For Dominicans – particularly for lay Dominicans – the timing of these celebrations is auspicious. The jubilee praising 800 years of Dominican life in the world urges the Order of Preachers to renew itself in the spirit of our Holy Father Dominic and to re-nourish our Gospel witness. To Pope Francis, the upcoming year also is a time to “rediscover the infinite mercy of the Father who welcomes everyone and goes out personally to encounter each of them.”
The earliest assemblies of the Dominican laity can show us how to bring each of these missions together. In fact, the first documents we have on record from the Order of Penance – the precursor to today’s Dominican laity – and from the various confraternities that formed in the spirit of Saint Dominic looked toward God’s mercy as a source of salvation.
This is most explicitly stated in the Statutes of the Congregation of Our Lady, Arezzo, 1262, written just 41 years after the death of Dominic. This lay fraternity of St. Mary of Mercy gathered in the Tuscan city of Arezzo “on the advice and encouragement of certain sensible friars of the [Order of Preachers]” in order to perform “works of mercy” so that its members “might obtain God’s mercy in this present world and in the world to come …”

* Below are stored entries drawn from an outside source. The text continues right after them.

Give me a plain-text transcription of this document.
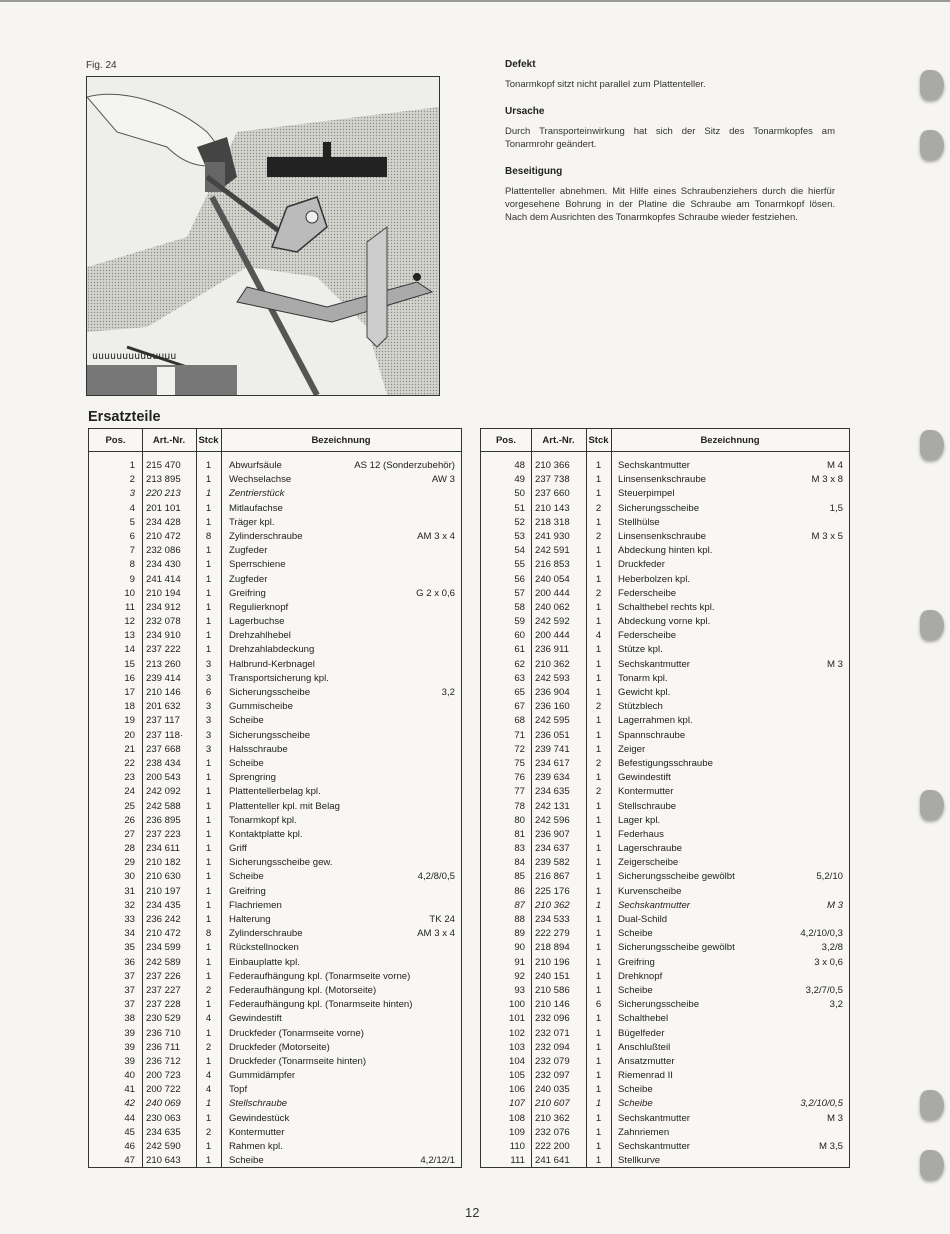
Fig. 24
uuuuuuuuuuuuuu
Defekt

Tonarmkopf sitzt nicht parallel zum Plattenteller.

Ursache

Durch Transporteinwirkung hat sich der Sitz des Tonarmkopfes am Tonarmrohr geändert.

Beseitigung

Plattenteller abnehmen. Mit Hilfe eines Schraubenziehers durch die hierfür vorgesehene Bohrung in der Platine die Schraube am Tonarmkopf lösen. Nach dem Ausrichten des Tonarmkopfes Schraube wieder festziehen.

Ersatzteile
Pos.	Art.-Nr.	Stck	Bezeichnung
1 215 470	1	Abwurfsäule	AS 12 (Sonderzubehör)
2 213 895	1	Wechselachse	AW 3
3 220 213	1	Zentrierstück
4 201 101	1	Mitlaufachse
5 234 428	1	Träger kpl.
6 210 472	8	Zylinderschraube	AM 3 x 4
7 232 086	1	Zugfeder
8 234 430	1	Sperrschiene
9 241 414	1	Zugfeder
10 210 194	1	Greifring	G 2 x 0,6
11 234 912	1	Regulierknopf
12 232 078	1	Lagerbuchse
13 234 910	1	Drehzahlhebel
14 237 222	1	Drehzahlabdeckung
15 213 260	3	Halbrund-Kerbnagel
16 239 414	3	Transportsicherung kpl.
17 210 146	6	Sicherungsscheibe	3,2
18 201 632	3	Gummischeibe
19 237 117	3	Scheibe
20 237 118·	3	Sicherungsscheibe
21 237 668	3	Halsschraube
22 238 434	1	Scheibe
23 200 543	1	Sprengring
24 242 092	1	Plattentellerbelag kpl.
25 242 588	1	Plattenteller kpl. mit Belag
26 236 895	1	Tonarmkopf kpl.
27 237 223	1	Kontaktplatte kpl.
28 234 611	1	Griff
29 210 182	1	Sicherungsscheibe gew.
30 210 630	1	Scheibe	4,2/8/0,5
31 210 197	1	Greifring
32 234 435	1	Flachriemen
33 236 242	1	Halterung	TK 24
34 210 472	8	Zylinderschraube	AM 3 x 4
35 234 599	1	Rückstellnocken
36 242 589	1	Einbauplatte kpl.
37 237 226	1	Federaufhängung kpl. (Tonarmseite vorne)
37 237 227	2	Federaufhängung kpl. (Motorseite)
37 237 228	1	Federaufhängung kpl. (Tonarmseite hinten)
38 230 529	4	Gewindestift
39 236 710	1	Druckfeder (Tonarmseite vorne)
39 236 711	2	Druckfeder (Motorseite)
39 236 712	1	Druckfeder (Tonarmseite hinten)
40 200 723	4	Gummidämpfer
41 200 722	4	Topf
42 240 069	1	Stellschraube
44 230 063	1	Gewindestück
45 234 635	2	Kontermutter
46 242 590	1	Rahmen kpl.
47 210 643	1	Scheibe	4,2/12/1
Pos.	Art.-Nr.	Stck	Bezeichnung
48 210 366	1	Sechskantmutter	M 4
49 237 738	1	Linsensenkschraube	M 3 x 8
50 237 660	1	Steuerpimpel
51 210 143	2	Sicherungsscheibe	1,5
52 218 318	1	Stellhülse
53 241 930	2	Linsensenkschraube	M 3 x 5
54 242 591	1	Abdeckung hinten kpl.
55 216 853	1	Druckfeder
56 240 054	1	Heberbolzen kpl.
57 200 444	2	Federscheibe
58 240 062	1	Schalthebel rechts kpl.
59 242 592	1	Abdeckung vorne kpl.
60 200 444	4	Federscheibe
61 236 911	1	Stütze kpl.
62 210 362	1	Sechskantmutter	M 3
63 242 593	1	Tonarm kpl.
65 236 904	1	Gewicht kpl.
67 236 160	2	Stützblech
68 242 595	1	Lagerrahmen kpl.
71 236 051	1	Spannschraube
72 239 741	1	Zeiger
75 234 617	2	Befestigungsschraube
76 239 634	1	Gewindestift
77 234 635	2	Kontermutter
78 242 131	1	Stellschraube
80 242 596	1	Lager kpl.
81 236 907	1	Federhaus
83 234 637	1	Lagerschraube
84 239 582	1	Zeigerscheibe
85 216 867	1	Sicherungsscheibe gewölbt	5,2/10
86 225 176	1	Kurvenscheibe
87 210 362	1	Sechskantmutter	M 3
88 234 533	1	Dual-Schild
89 222 279	1	Scheibe	4,2/10/0,3
90 218 894	1	Sicherungsscheibe gewölbt	3,2/8
91 210 196	1	Greifring	3 x 0,6
92 240 151	1	Drehknopf
93 210 586	1	Scheibe	3,2/7/0,5
100 210 146	6	Sicherungsscheibe	3,2
101 232 096	1	Schalthebel
102 232 071	1	Bügelfeder
103 232 094	1	Anschlußteil
104 232 079	1	Ansatzmutter
105 232 097	1	Riemenrad II
106 240 035	1	Scheibe
107 210 607	1	Scheibe	3,2/10/0,5
108 210 362	1	Sechskantmutter	M 3
109 232 076	1	Zahnriemen
110 222 200	1	Sechskantmutter	M 3,5
111 241 641	1	Stellkurve
12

The preamble to these statutes, which are reproduced in the Simon Tugwell-edited Early Dominicans (Paulist Press), abounds in its praise of mercy:
The Lord, who is compassionate and merciful, whose compassion is on all that he has made and whose mercy fills the earth, wanting no one to perish, but to bring everyone back to the way of truth, decreed lovingly in the law of his gospel and established it as an inviolable precept forever, that anyone who wants to obtain his marvelous mercy in this world and in the world to come must follow his most sacred example with regard to mercy, in this time which he has granted for the salvation of men, and must love mercy and devote himself zealously to the works of mercy.
With God’s mercy as its foundation, this congregation of pioneering lay Dominicans sought to “relieve the various needs especially of the embarrassed poor, and of widows and orphans and also, in times of urgent distress, to help religious houses, poor monasteries, hospices and recluses, to foster charity and love and harmony …”
In other words, their Gospel witness and their reason for joining the family of Saint Dominic was in answer to the call to feed the hungry, give drink to the thirsty, clothe the naked, and care for the sick and imprisoned (Matthew 25:35-36). This animated the Dominican vocation to “bring everyone back to the way of truth,” as written in the preamble above, while responding to the call of our Lord to be “merciful, even as your Father is merciful” (Luke 6:36).

Let this witness inspire our apostolate today as well. May the Blessed Saint Dominic and all the Dominican saints intercede for us so that we might obtain, and bring others to, God’s mercy.